Bing était le dernier grand service américain à être utilisable en Chine. Facebook, Google et Twitter sont déjà bloqués.

Pourtant, Microsoft a au cours des ans offert de grandes concessions à la Chine, telle qu’une version spéciale de Windows 10 approuvée par le gouvernement chinois, et son service dans le nuage Azure est opérée en Chine par un partenaire chinois.

Microsoft a ouvert plusieurs sites de recherche et développement en Chine. De nombreux alumni de Microsoft ont créé avec succès des jeunes pousses en Chine.

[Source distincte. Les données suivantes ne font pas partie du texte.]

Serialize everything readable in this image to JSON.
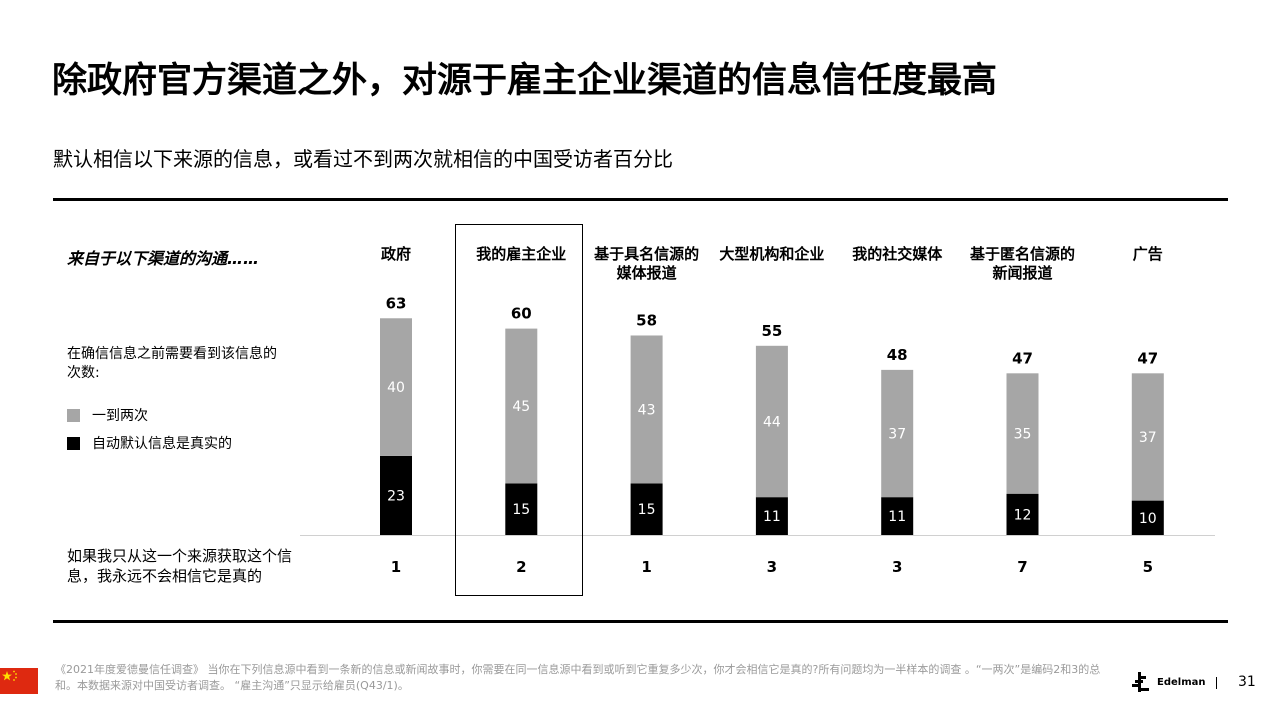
{
  "slide": {
    "title": "除政府官方渠道之外，对源于雇主企业渠道的信息信任度最高",
    "subtitle": "默认相信以下来源的信息，或看过不到两次就相信的中国受访者百分比",
    "row_intro": "来自于以下渠道的沟通……",
    "legend_title": "在确信信息之前需要看到该信息的次数:",
    "legend_items": [
      {
        "label": "一到两次",
        "color": "#a6a6a6"
      },
      {
        "label": "自动默认信息是真实的",
        "color": "#000000"
      }
    ],
    "never_label": "如果我只从这一个来源获取这个信息，我永远不会相信它是真的",
    "highlight_category": "我的雇主企业"
  },
  "chart_data": {
    "type": "bar",
    "stacked": true,
    "categories": [
      "政府",
      "我的雇主企业",
      "基于具名信源的媒体报道",
      "大型机构和企业",
      "我的社交媒体",
      "基于匿名信源的新闻报道",
      "广告"
    ],
    "category_lines": [
      [
        "政府"
      ],
      [
        "我的雇主企业"
      ],
      [
        "基于具名信源的",
        "媒体报道"
      ],
      [
        "大型机构和企业"
      ],
      [
        "我的社交媒体"
      ],
      [
        "基于匿名信源的",
        "新闻报道"
      ],
      [
        "广告"
      ]
    ],
    "series": [
      {
        "name": "自动默认信息是真实的",
        "color": "#000000",
        "values": [
          23,
          15,
          15,
          11,
          11,
          12,
          10
        ]
      },
      {
        "name": "一到两次",
        "color": "#a6a6a6",
        "values": [
          40,
          45,
          43,
          44,
          37,
          35,
          37
        ]
      }
    ],
    "totals": [
      63,
      60,
      58,
      55,
      48,
      47,
      47
    ],
    "never_believe": [
      1,
      2,
      1,
      3,
      3,
      7,
      5
    ]
  },
  "footer": {
    "note": "《2021年度爱德曼信任调查》 当你在下列信息源中看到一条新的信息或新闻故事时，你需要在同一信息源中看到或听到它重复多少次，你才会相信它是真的?所有问题均为一半样本的调查 。“一两次”是编码2和3的总和。本数据来源对中国受访者调查。 “雇主沟通”只显示给雇员(Q43/1)。",
    "brand": "Edelman",
    "page_number": "31",
    "flag_icon": "china-flag-icon",
    "logo_icon": "edelman-logo-icon"
  }
}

L’autorité du cyberespace chinois n’a pas confirmé le blocage, mais Microsoft a confirmé que Bing était bien bloqué en Chine.

Baidu est le moteur de recherche dominant en Chine. Lui sont reprochés la médiocrité de ses résultats et leur manque total de transparence : il retourne souvent ses produits plutôt que ceux de sites tiers.

En décembre 2018, Baidu détient 70 % de parts de marché en Chine, et Bing 2 %.

Bing est-il victime d’un refroidissement des relations commerciales entre la Chine et les États-Unis ? Ou la Chine entre-t-elle dans une nouvelle ère de censure et de repli sur soi ?

D’après le Financial Times, Bing est bloqué par les autorités. Mais Bloomberg cite Hua Chunying, une porte-parole du ministère des affaires étrangères, qui affirme vaguement que certains disent qu’il s’agit simplement d’un problème technique.